Andrew’s work focuses on place making and creating high-quality public realms. His project experience includes urban and suburban revitalization as well as green-field development, with new community work totaling over 20,000 acres of development featuring more than 50,000 homes, retail, commercial and light industrial districts. Andrew has particular interests in projects that engage wellness and the ecological systems of food, mobility, waste, shelter and water.
He participates as a Visiting Professor for a yearly Urban Design studio at Cal Poly Pomona and has served as a part-time lecturer at the University of Southern California. A Full Member of ULI, he is part of the national Residential Neighborhood Development Council, Health Leaders Network and has served locally as both a co-chair for the OC/IE Pro-Bono Technical Assistance Panel (TAP) and a member of the Housing Council. Andrew holds a Bachelors of Architecture from Syracuse University and a Masters of Architecture in Urban Design from the Graduate School of Design at Harvard University.
Master’s of Infrastructure Planning
New Jersey Institute of Technology
Miluska is a recent Master’s of Infrastructure Planning recipient from the New Jersey Institute of Technology in Newark, New Jersey.
Immigrating here from Peru at a young age, Miluska believes her role in this field will always be to prioritize the improvement of housing and public spaces in service to the immigrant community. Throughout her undergraduate career, her work has been recognized for excellence in housing and community activism through scholarships and distinction upon graduation. She received her Bachelor of Architecture from the J. Robert and Barbara A. Hillier College of Architecture and Design, and during this time she spearheaded an afterschool architecture program in conjunction with KIPP middle schools to make architecture accessible to Newark students at a young age. During her graduate career, she’s been involved in international planning projects in Lima, Peru and now in Athens, Greece.
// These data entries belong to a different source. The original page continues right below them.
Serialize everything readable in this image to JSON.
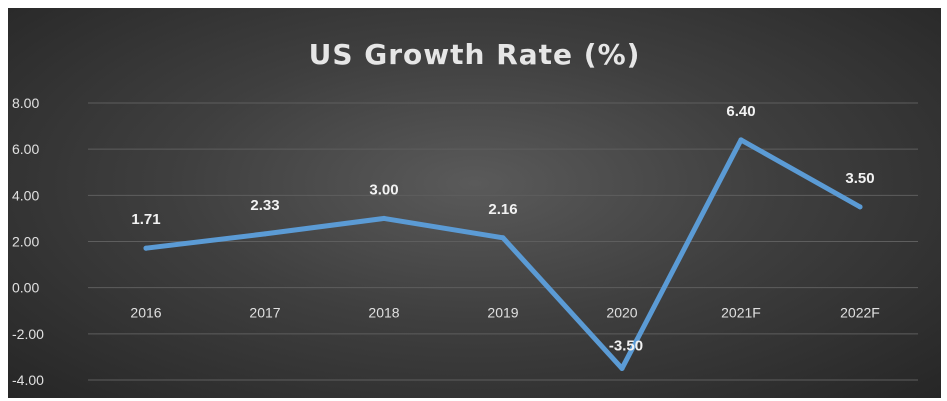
{
  "chart_data": {
    "type": "line",
    "title": "US Growth  Rate (%)",
    "categories": [
      "2016",
      "2017",
      "2018",
      "2019",
      "2020",
      "2021F",
      "2022F"
    ],
    "series": [
      {
        "values": [
          1.71,
          2.33,
          3.0,
          2.16,
          -3.5,
          6.4,
          3.5
        ],
        "labels": [
          "1.71",
          "2.33",
          "3.00",
          "2.16",
          "-3.50",
          "6.40",
          "3.50"
        ]
      }
    ],
    "y_ticks": [
      "8.00",
      "6.00",
      "4.00",
      "2.00",
      "0.00",
      "-2.00",
      "-4.00"
    ],
    "ylim": [
      -4,
      8
    ],
    "grid": true,
    "legend": "none",
    "colors": {
      "line": "#5b9bd5",
      "grid": "#5e5e5e",
      "text": "#e0e0e0"
    }
  }
}
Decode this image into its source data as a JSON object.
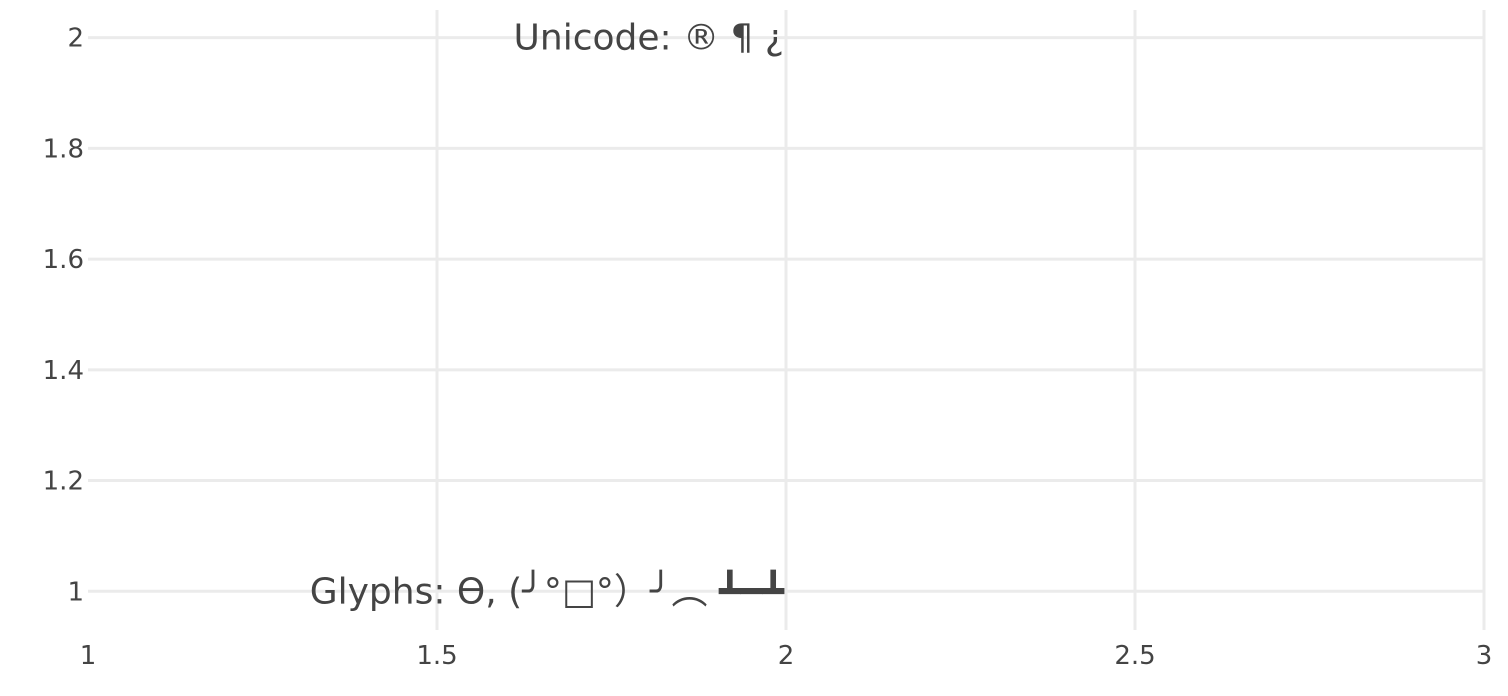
{
  "chart_data": {
    "type": "scatter",
    "title": "",
    "xlabel": "",
    "ylabel": "",
    "xlim": [
      1,
      3
    ],
    "ylim": [
      0.93,
      2.05
    ],
    "grid": true,
    "x_ticks": [
      1,
      1.5,
      2,
      2.5,
      3
    ],
    "x_tick_labels": [
      "1",
      "1.5",
      "2",
      "2.5",
      "3"
    ],
    "y_ticks": [
      1,
      1.2,
      1.4,
      1.6,
      1.8,
      2
    ],
    "y_tick_labels": [
      "1",
      "1.2",
      "1.4",
      "1.6",
      "1.8",
      "2"
    ],
    "series": [
      {
        "mode": "text",
        "x": [
          2,
          2
        ],
        "y": [
          1,
          2
        ],
        "textposition": "middle left"
      }
    ],
    "annotations": [
      {
        "x": 2,
        "y": 2,
        "text": "Unicode: ® ¶ ¿"
      },
      {
        "x": 2,
        "y": 1,
        "text": "Glyphs: Ɵ,  (╯°□°）╯︵ ┻━┻"
      }
    ]
  }
}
Professionally, this past year she’s been involved in the design of the Myrtle Beach Masterplan in South Carolina. Miluska is currently working as an urban and architectural designer at FXCollaborative and is interested in designing at both scales. Miluska aspires to create spaces that invite communities into the design process.
Mentor: Neal Payton, senior principal, Torti Gallas + Partners (Transit-Oriented Development Council)
Neal is a Senior Principal at Torti Gallas + Partners and the founder of the firm’s West Coast office in Downtown Los Angeles. Focused on the infill and refill of cities and towns, he leads the office’s efforts at designing residential and mixed-use buildings in urban and urbanizing locations and in the development and redevelopment of neighborhoods and downtowns. Working across scales, the common themes in all of his efforts are: connectivity to transit networks, a focus on walkable urbanism; infill; public participation in the design process, and the inextricability of urban design with economic development. His article entitled, “Transit Oriented Development” is included in the recently published, Architects of Community: The Work of Torti Gallas + Partners, (Vendome, 2017).
Neal’s efforts have been honored with multiple times with national awards for Urban Design from the American Institute of Architects, the Congress for the New Urbanism, and the Urban Land Institute, among other organizations. Neal has a Bachelor of Architecture from Carnegie Mellon University, Master of Architecture from Syracuse University and has served on the architecture faculties of the University of Virginia, Washington University in St. Louis, Rice University, and The Catholic University of America.